Early on Tuesday morning, the Board of Governors of the Reserve Bank of Australia decided to lower the interest rate in the country with 25 basis points. Thus, the rate is now at 0.75 per cent, which is a notable decrease from the previous level of 1 per cent.
This is the third reduction of the rate for the RBA in 2019, which is driven mostly by the deteriorating global trade outlook, causing central banks to adopt increasingly more accommodative monetary stands.
The Board’s monetary statement began with a commentary on the current state of the global economy, by arguing that the outlook for future growth remained reasonable despite the observed heightened risks to the downside.

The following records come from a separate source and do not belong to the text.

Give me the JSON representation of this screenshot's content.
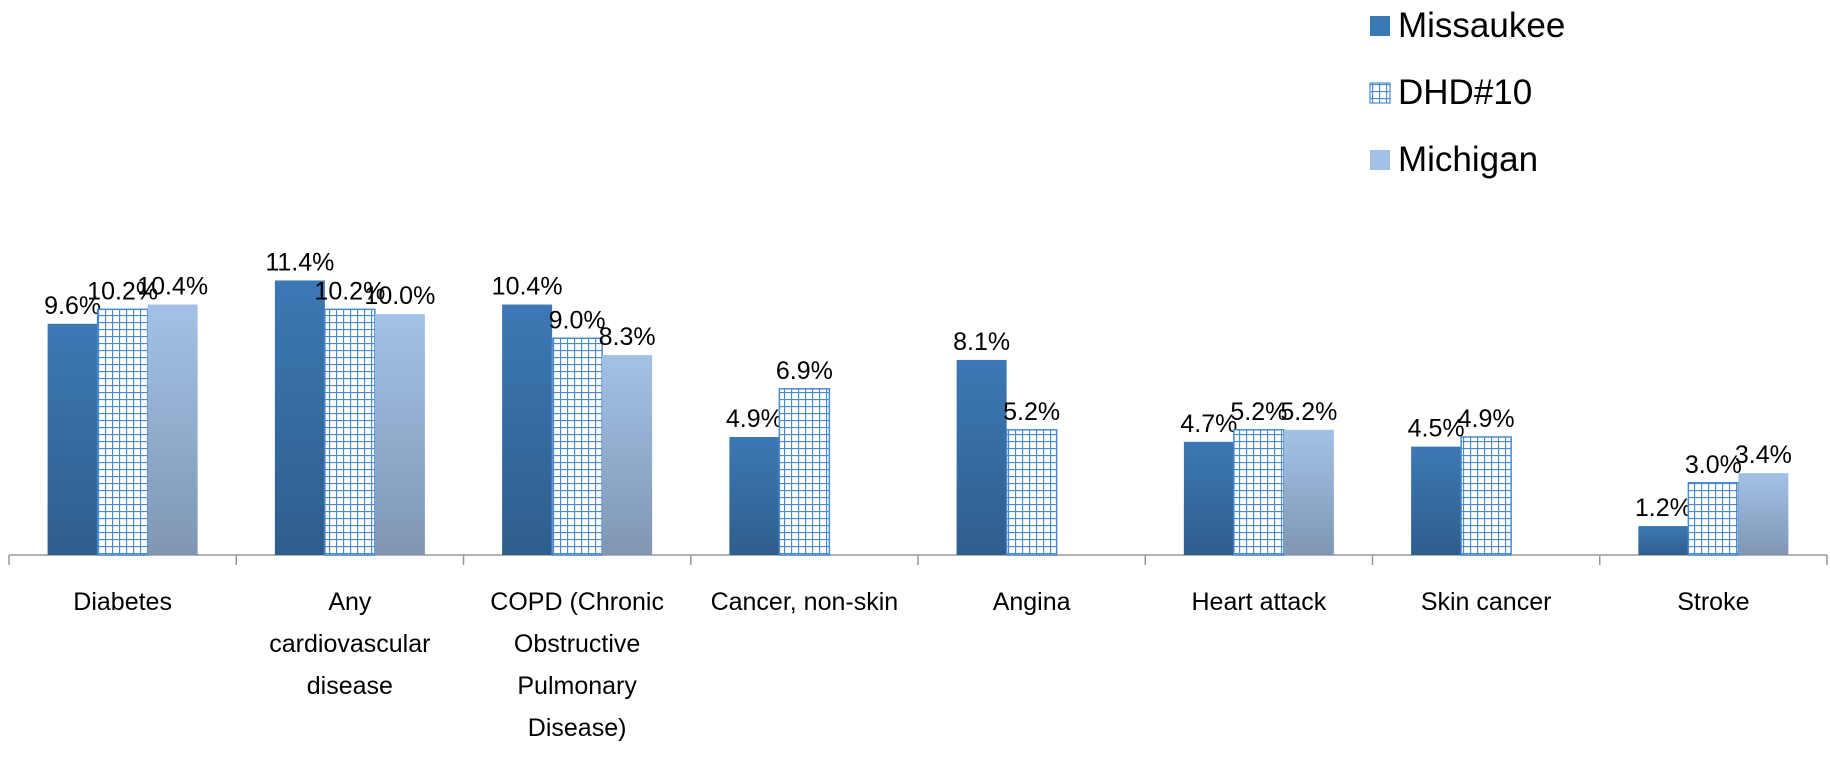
{
  "chart_data": {
    "type": "bar",
    "categories": [
      "Diabetes",
      "Any cardiovascular disease",
      "COPD (Chronic Obstructive Pulmonary Disease)",
      "Cancer, non-skin",
      "Angina",
      "Heart attack",
      "Skin cancer",
      "Stroke"
    ],
    "series": [
      {
        "name": "Missaukee",
        "color": "#3c78b4",
        "values": [
          9.6,
          11.4,
          10.4,
          4.9,
          8.1,
          4.7,
          4.5,
          1.2
        ],
        "value_labels": [
          "9.6%",
          "11.4%",
          "10.4%",
          "4.9%",
          "8.1%",
          "4.7%",
          "4.5%",
          "1.2%"
        ]
      },
      {
        "name": "DHD#10",
        "color": "#4a8ad0",
        "pattern": "grid",
        "values": [
          10.2,
          10.2,
          9.0,
          6.9,
          5.2,
          5.2,
          4.9,
          3.0
        ],
        "value_labels": [
          "10.2%",
          "10.2%",
          "9.0%",
          "6.9%",
          "5.2%",
          "5.2%",
          "4.9%",
          "3.0%"
        ]
      },
      {
        "name": "Michigan",
        "color": "#a3c1e6",
        "values": [
          10.4,
          10.0,
          8.3,
          null,
          null,
          5.2,
          null,
          3.4
        ],
        "value_labels": [
          "10.4%",
          "10.0%",
          "8.3%",
          null,
          null,
          "5.2%",
          null,
          "3.4%"
        ]
      }
    ],
    "ylim": [
      0,
      12
    ],
    "legend": "top-right"
  }
}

“The US-China trade and technology disputes are affecting international trade flows and investment as businesses scale back spending plans because of the increased uncertainty.” [source]
This statement demonstrates the determination of the RBA, alongside other major central banks, to tackle this apparent decline in investments worldwide by lowering the respective interest rates in order to stimulate the economic activity.
The waning investment rates can be exemplified by the above chart, which demonstrates the steadily deteriorating business confidence index in Australia.
Ultimately, RBA’s decision to cut the interest rate at the present moment seems to resonate with Jerome Powell’s remarks from earlier this year, when he argued that central banks lower their respective rates as an insurance measure.
The eventual settlement of the trade war between China and the US is going to have an overwhelmingly positive impact on global trade, which in turn is going to negate the prevailing uncertainty.
Consequently, as the downside risks to growth start to lessen gradually, central banks are expected to react by raising their respective interest rates.
There is no other evident reason to justify prolonging the current trend of monetary easing, apart from the aforementioned trade uncertainty.
The Australian economy remains vulnerable to outside pressures, due to its heavy reliance on FDI and trade, particularly with China.
Nevertheless, internal economic factors continue to demonstrate encouraging data, in spite of the observed soft patch in growth from the previous quarter. In the monetary statement, it was further argued that:
“The Australian economy expanded by 1.4 per cent over the year to the June quarter, which was a weaker-than-expected outcome. A gentle turning point, however, appears to have been reached with economic growth a little higher over the first half of this year than over the second half of 2018. The low level of interest rates, recent tax cuts, ongoing spending on infrastructure, signs of stabilisation in some established housing markets and a brighter outlook for the resources sector should all support growth.”
Thus, the Australian dollar tumbled with 0.67 per cent against the US dollar, following the release of the monetary policy statement. Yet the pair corrected some of the losses after the price reached a critical support level at 0.66730.